Alright, my guess is the question is saying, for some fixed value of $p$ and $q$, what is the maximum and minimum number of students we can have. If so, I agree the maximum number is $pq$, as we just don't let any of the students overlap in any committees. It's also been awhile since I've done anything like this, so hopefully I'm not making a silly mistake!
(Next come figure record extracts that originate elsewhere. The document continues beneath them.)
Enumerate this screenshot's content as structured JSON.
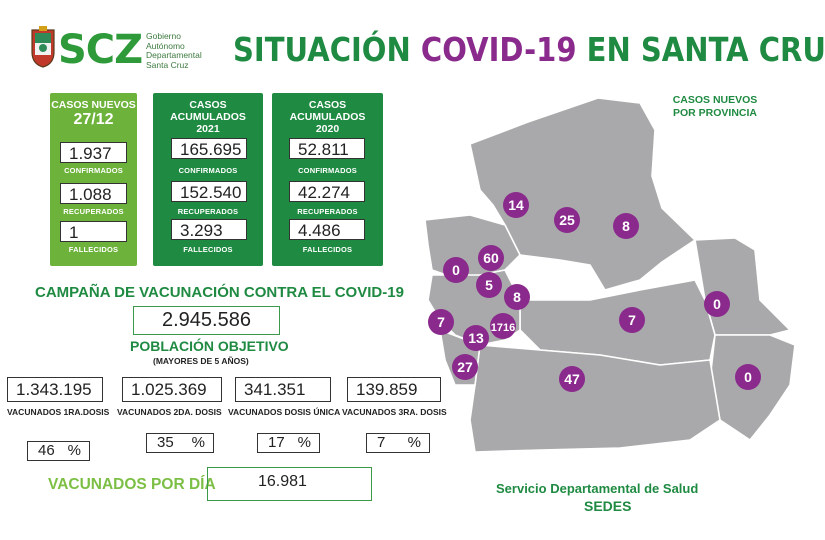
{
  "header": {
    "logo_text": "SCZ",
    "logo_sub": [
      "Gobierno",
      "Autónomo",
      "Departamental",
      "Santa Cruz"
    ],
    "title_part1": "SITUACIÓN ",
    "title_accent": "COVID-19",
    "title_part2": " EN SANTA CRUZ"
  },
  "daily": {
    "head1": "CASOS NUEVOS",
    "head2": "27/12",
    "confirmados": "1.937",
    "recuperados": "1.088",
    "fallecidos": "1"
  },
  "acum2021": {
    "head1": "CASOS ACUMULADOS",
    "head2": "2021",
    "confirmados": "165.695",
    "recuperados": "152.540",
    "fallecidos": "3.293"
  },
  "acum2020": {
    "head1": "CASOS ACUMULADOS",
    "head2": "2020",
    "confirmados": "52.811",
    "recuperados": "42.274",
    "fallecidos": "4.486"
  },
  "labels": {
    "confirmados": "CONFIRMADOS",
    "recuperados": "RECUPERADOS",
    "fallecidos": "FALLECIDOS"
  },
  "campaign": {
    "title": "CAMPAÑA DE VACUNACIÓN CONTRA EL COVID-19",
    "poblacion_value": "2.945.586",
    "poblacion_label": "POBLACIÓN OBJETIVO",
    "poblacion_sub": "(MAYORES DE 5 AÑOS)",
    "doses": [
      {
        "value": "1.343.195",
        "label": "VACUNADOS 1RA.DOSIS",
        "pct": "46"
      },
      {
        "value": "1.025.369",
        "label": "VACUNADOS 2DA. DOSIS",
        "pct": "35"
      },
      {
        "value": "341.351",
        "label": "VACUNADOS DOSIS ÚNICA",
        "pct": "17"
      },
      {
        "value": "139.859",
        "label": "VACUNADOS 3RA. DOSIS",
        "pct": "7"
      }
    ],
    "pct_symbol": "%",
    "per_day_label": "VACUNADOS POR DÍA",
    "per_day_value": "16.981"
  },
  "map": {
    "title": "CASOS NUEVOS POR PROVINCIA",
    "provinces": [
      "14",
      "25",
      "8",
      "60",
      "0",
      "5",
      "8",
      "7",
      "1716",
      "13",
      "7",
      "0",
      "27",
      "47",
      "0"
    ]
  },
  "footer": {
    "line1": "Servicio Departamental de Salud",
    "line2": "SEDES"
  },
  "colors": {
    "green_dark": "#1f8a42",
    "green_light": "#6db23b",
    "purple": "#8a2a8c",
    "map_gray": "#a9a9ab"
  }
}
For the minimum, you want to maximize the overlap. Lets start with the simplest(?) case, where $p=5$ and $q=6$. Call the committees $p_1,\ldots,p_5$. The maximum overlap that can occur, is 4 students from one committee each being members of the other 4 committees, hence with the maximum overlap possible, the number of students we require is \begin{align*} 30 - 4 - 3 - 2 - 1 = 20. \end{align*}
What if we change $q = 7$? Nothing changes, as the committees have overlapped as much as possible already, so for any $q \geq 6$, the number of students is \begin{align*} pq - \sum_{i=1}^{p-1} i = pq - \frac{p(p-1)}{2}. \end{align*}
Of course this only "half" of what we want. What if we leave $q$ at 6, but set $p=6$? Now there is an entire other committee where we can overlap students, so we overlap as many more as possible, we get that the minimum number of students required is \begin{align*} 36 - 5 - 4 - 3 - 2 - 1 = 21. \end{align*}
As the number of committees increases, we may be able to overlaps more students. Suppose $p=7$ and $q=6$. We find the minimum number of students required is \begin{align*} 42 - 6 - 5 - 4 - 3 - 2 - 1 = 21. \end{align*} The same as above! But if we add one more committee, we cannot overlap any of the present students, so we must have another $q$ added in. In general, set $m = \lfloor p/(q+1) \rfloor$. We require, minimally \begin{align*} m\left(q(q+1) - \sum_{i=1}^q i\right) + \left(rq - \sum_{i=1}^{r-1} i\right) \end{align*} students, where $r$ is the remainder when $p$ is divided by $q+1$. Of course, the sums can be evaluated to give you an expression without the $i$'s if you'd like.